A quoi tout cela sert-il dans le domaine qui est le nôtre ? Au-delà des clichés de science-fiction, l’alliance de l’analyse de l’activité EEG (électroencéphalographique) et l’utilisation des techniques de machine learning (apprentissage automatique) permet aujourd’hui de fournir des informations en temps réel sur l’état cognitif d’un utilisateur, notamment sur son état de vigilance et sa charge mentale. Nous développerons les différentes utilisations dans différents articles, mais j’ai choisi de commencer par deux cas d’utilisation emblématiques.

En premier lieu, la société BrainWave science a développé une technologie de « brain fingerprinting », permettant, en présence d’un suspect, de savoir avec « un taux de succès supérieur à 99% » si ledit suspect a connaissance d’un crime, ou d’un aspect particulier d’un crime. Beaucoup de questions se posent : est-il possible d’utiliser une telle preuve au tribunal ? Sur quoi se fonde le taux de caractérisation ?, etc…  Entre nous, le site Internet fait un peu froid dans le dos, mais je n’ai pas encore recoupé ni analysé les informations pour connaitre le bien-fondé scientifique de la technologie de BWS. A suivre, donc.

Une utilisation bien plus directe se trouve être dans le champ d’activité qui m’occupe depuis de nombreuses années : la simulation. Le principe consiste à équiper de casques légers les opérateurs d’une simulation. Ces casques comportent des capteurs destinés à enregistrer les ondes cérébrales. Il s’agit de casques extrêmement légers pouvant être en particulier portés sous un casque de combat ou de pilotage, et doté d’émetteurs WIFI permettant une liaison avec une station de recueil des signaux.

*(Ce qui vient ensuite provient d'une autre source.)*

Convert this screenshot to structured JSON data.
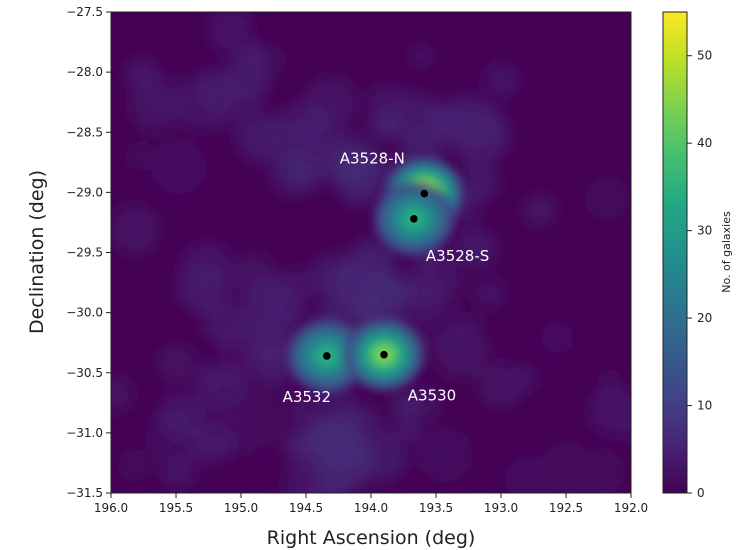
{
  "chart_data": {
    "type": "heatmap",
    "title": "",
    "xlabel": "Right Ascension (deg)",
    "ylabel": "Declination (deg)",
    "xlim": [
      196.0,
      192.0
    ],
    "ylim": [
      -31.5,
      -27.5
    ],
    "x_inverted": true,
    "x_ticks": [
      "196.0",
      "195.5",
      "195.0",
      "194.5",
      "194.0",
      "193.5",
      "193.0",
      "192.5",
      "192.0"
    ],
    "y_ticks": [
      "-31.5",
      "-31.0",
      "-30.5",
      "-30.0",
      "-29.5",
      "-29.0",
      "-28.5",
      "-28.0",
      "-27.5"
    ],
    "grid": false,
    "colorbar": {
      "label": "No. of galaxies",
      "range": [
        0,
        55
      ],
      "ticks": [
        "0",
        "10",
        "20",
        "30",
        "40",
        "50"
      ],
      "colormap": "viridis"
    },
    "clusters": [
      {
        "name": "A3528-N",
        "ra": 193.59,
        "dec": -29.01,
        "peak": 55
      },
      {
        "name": "A3528-S",
        "ra": 193.67,
        "dec": -29.22,
        "peak": 35
      },
      {
        "name": "A3532",
        "ra": 194.34,
        "dec": -30.36,
        "peak": 35
      },
      {
        "name": "A3530",
        "ra": 193.9,
        "dec": -30.35,
        "peak": 45
      }
    ]
  }
}
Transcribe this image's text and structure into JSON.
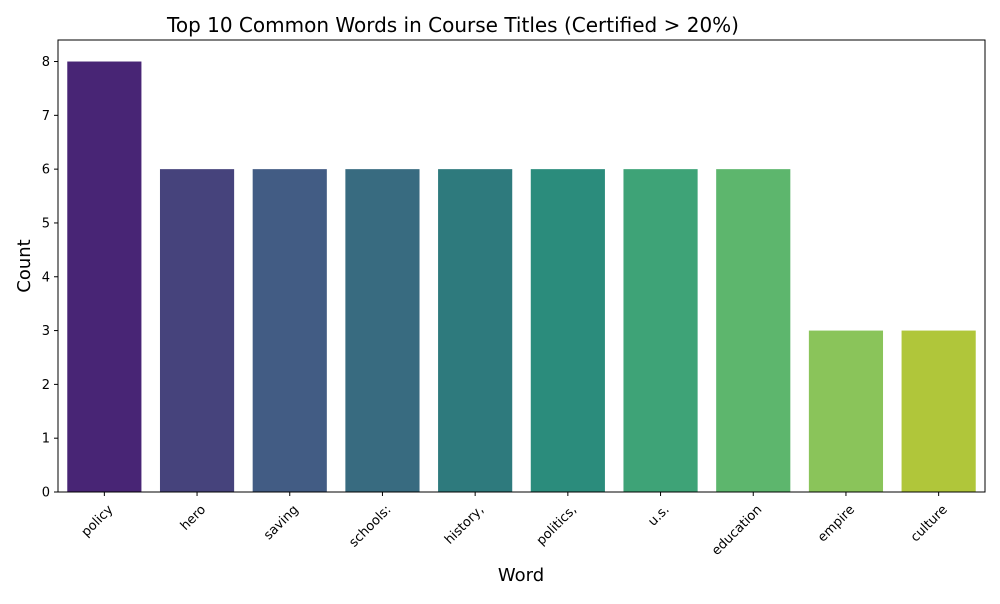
{
  "chart_data": {
    "type": "bar",
    "title": "Top 10 Common Words in Course Titles (Certified > 20%)",
    "xlabel": "Word",
    "ylabel": "Count",
    "categories": [
      "policy",
      "hero",
      "saving",
      "schools:",
      "history,",
      "politics,",
      "u.s.",
      "education",
      "empire",
      "culture"
    ],
    "values": [
      8,
      6,
      6,
      6,
      6,
      6,
      6,
      6,
      3,
      3
    ],
    "colors": [
      "#482575",
      "#46437c",
      "#425c84",
      "#386b80",
      "#2e7a7d",
      "#2b8c7c",
      "#3ea377",
      "#5db66d",
      "#8ac45a",
      "#b0c63a"
    ],
    "ylim": [
      0,
      8.4
    ],
    "yticks": [
      0,
      1,
      2,
      3,
      4,
      5,
      6,
      7,
      8
    ],
    "grid": false,
    "legend": "none"
  }
}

Lorsque la simulation est lancée, les ondes cérébrales de chacun des opérateurs sont enregistrées par le système. Il s’agit en particulier de mesurer le degré de concentration, le degré de surcharge éventuelle (information overload) vis-à-vis des informations présentées, éventuellement le degré de stress. Bien évidemment ces différentes mesures peuvent être corrélées, et complétées par d’autres indicateurs vitaux (tension artérielle, rythme cardiaque, etc.…).

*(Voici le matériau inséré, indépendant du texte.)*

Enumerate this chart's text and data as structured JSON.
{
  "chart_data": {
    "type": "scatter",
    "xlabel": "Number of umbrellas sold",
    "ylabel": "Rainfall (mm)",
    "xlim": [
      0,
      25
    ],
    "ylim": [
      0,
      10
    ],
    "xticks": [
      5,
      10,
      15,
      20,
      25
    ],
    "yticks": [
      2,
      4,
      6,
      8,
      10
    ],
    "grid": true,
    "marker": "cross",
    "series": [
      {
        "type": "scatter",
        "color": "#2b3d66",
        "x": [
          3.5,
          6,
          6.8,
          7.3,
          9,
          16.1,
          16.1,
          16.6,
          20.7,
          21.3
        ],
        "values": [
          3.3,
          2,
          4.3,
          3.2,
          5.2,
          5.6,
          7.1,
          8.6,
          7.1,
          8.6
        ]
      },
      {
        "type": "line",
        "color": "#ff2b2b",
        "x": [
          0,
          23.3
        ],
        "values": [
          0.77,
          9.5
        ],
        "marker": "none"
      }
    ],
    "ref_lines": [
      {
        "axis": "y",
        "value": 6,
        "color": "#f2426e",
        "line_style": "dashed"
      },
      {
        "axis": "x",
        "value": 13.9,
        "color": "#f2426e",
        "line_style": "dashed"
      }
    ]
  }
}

Il s’agit ensuite de mettre en corrélation les différents événements survenus dans la simulation et les mesures effectuées. Ce faisant, on arrive d’une part à analyser lors d’une séance de re-jeu ou d’analyse après action le comportement des différents opérateurs confrontés à un scénario.et d’autre part, in fine (cela relève encore de la recherche) à adapter le scénario de simulation en fonction de l’état de l’opérateur.

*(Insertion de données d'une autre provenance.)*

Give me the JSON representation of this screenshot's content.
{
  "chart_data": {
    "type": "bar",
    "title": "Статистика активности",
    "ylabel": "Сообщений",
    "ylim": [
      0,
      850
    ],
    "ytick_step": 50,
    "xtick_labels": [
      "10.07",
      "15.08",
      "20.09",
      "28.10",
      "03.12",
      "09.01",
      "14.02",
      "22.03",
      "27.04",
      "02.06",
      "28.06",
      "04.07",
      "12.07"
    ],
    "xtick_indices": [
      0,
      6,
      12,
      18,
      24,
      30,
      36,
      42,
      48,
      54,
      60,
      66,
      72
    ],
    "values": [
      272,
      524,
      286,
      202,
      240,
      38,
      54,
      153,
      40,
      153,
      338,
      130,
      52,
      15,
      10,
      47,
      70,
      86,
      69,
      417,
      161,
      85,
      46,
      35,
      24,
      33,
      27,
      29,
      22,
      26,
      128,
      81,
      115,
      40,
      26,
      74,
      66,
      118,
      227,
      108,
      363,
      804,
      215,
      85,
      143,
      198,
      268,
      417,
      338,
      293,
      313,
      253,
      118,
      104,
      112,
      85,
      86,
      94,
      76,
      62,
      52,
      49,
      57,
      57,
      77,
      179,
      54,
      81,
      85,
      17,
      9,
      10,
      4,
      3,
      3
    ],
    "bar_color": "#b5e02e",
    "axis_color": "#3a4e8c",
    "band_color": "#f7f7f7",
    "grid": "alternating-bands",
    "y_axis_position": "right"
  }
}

Une telle démonstration avait été présentée lors du salon IITSEC 2012, par une société californienne baptisée Advanced Brain Monitoring (ABM), société initialement spécialisée dans la recherche sur le système nerveux et la psychophysiologie.

ABM2

Un tel feed-back cognitif s’avère utile dans trois contextes :

  • en situation d’apprentissage, pour adapter individuellement la progression des scénarios,
  • en analyse après action (débriefing), pour affiner l’évaluation des progrès du sujet,
  • en situation d’action, pour contrôler le risque de stress cognitif individuel en mission collective.

Nous examinerons dans de futurs articles le potentiel de cette technologie, à la fois sous ses aspects captures, évoqués ici, et sous l’angle du contrôle-commande (thought-controlled computing).